The example below illustrates how truncating the input of the quote changes the output padding:
| 输入 | 输出 | 填充 | ||
|---|---|---|---|---|
| 文本 | 长度 | 文本 | 长度 | |
| light work. | 11 | bGlnaHQgd29yay4= |
16 | 1 |
| light work | 10 | bGlnaHQgd29yaw== |
16 | 2 |
| light wor | 9 | bGlnaHQgd29y |
12 | 0 |
| light wo | 8 | bGlnaHQgd28= |
12 | 1 |
| light w | 7 | bGlnaHQgdw== |
12 | 2 |
解码时并非必须依赖填充字符,因为可由编码文本长度推断缺失字节。一些实现要求填充,另一些则不需要。常见的需要填充的场景是多个 Base64 文件被拼接。
When decoding Base64 text, four characters are typically converted back to three bytes. The only exceptions are when padding characters exist. A single = indicates that the four characters will decode to only two bytes, while == indicates that the four characters will decode to only a single byte. For example:
| 编码 | 填充 | 长度 | 解码 |
|---|---|---|---|
bGlnaHQgdw== |
== | 1 | light w |
bGlnaHQgd28= |
= | 2 | light wo |
bGlnaHQgd29y |
None | 3 | light wor |
另一种理解填充字符的方式是:每遇到一个 =,就从位串末尾丢弃若干位。例如解码 bGlnaHQgdw== 时,将每个字符(除末尾 =)转为 6 位,再对两个 = 各丢弃 2 位,共 4 位;余下 8 位即 1 个字节。

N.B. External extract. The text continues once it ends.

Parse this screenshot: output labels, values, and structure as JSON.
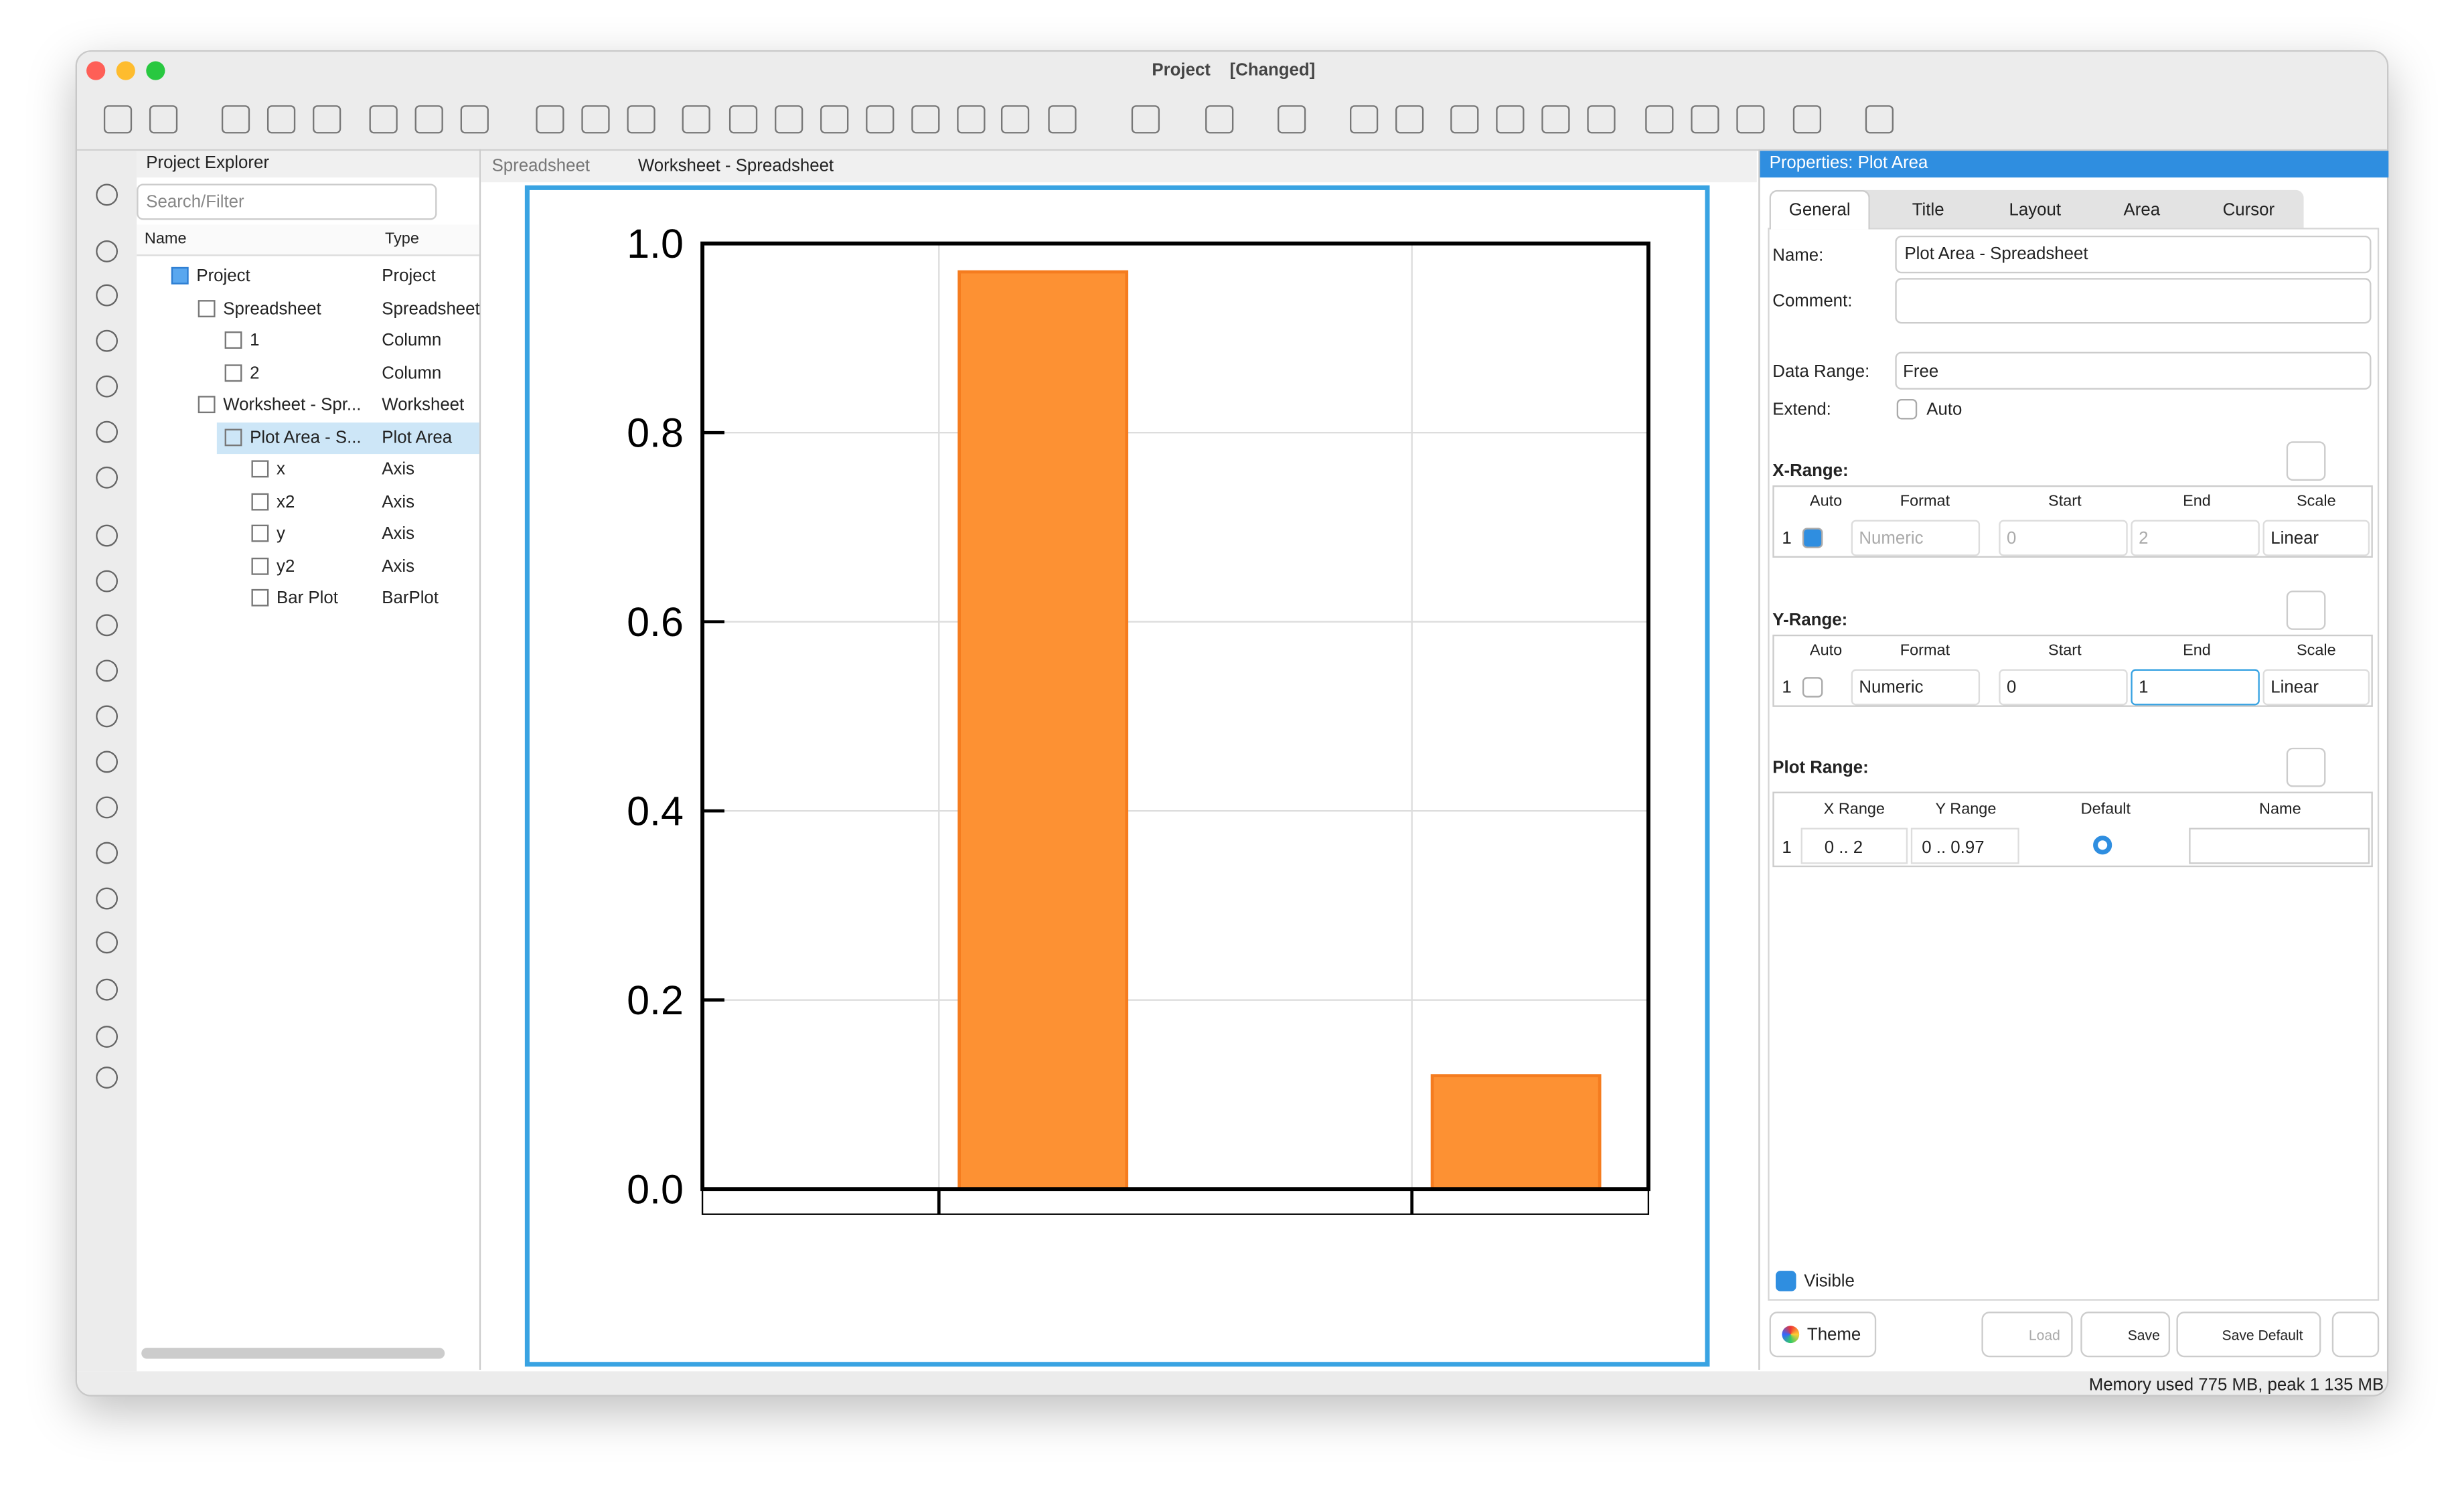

无填充时,按 4 个字符 → 3 个字节的节奏反复解码,末尾可能不足 4 个字符,只会剩余 2 或 3 个字符;不会只剩 1 个字符,因为单个 Base64 字符只有 6 位,构成 1 字节需要至少 2 个字符:第一个提供 6 位,第二个提供其前 2 位。例如:
| Length | Encoded | Length | Decoded |
|---|---|---|---|
| 2 | bGlnaHQgdw |
1 | light w |
| 3 | bGlnaHQgd28 |
2 | light wo |
| 4 | bGlnaHQgd29y |
3 | light wor |
不同解码器对无填充的处理并不一致。此外,允许无填充解码会导致多个不同字符串解码成同一字节序列,存在潜在安全风险。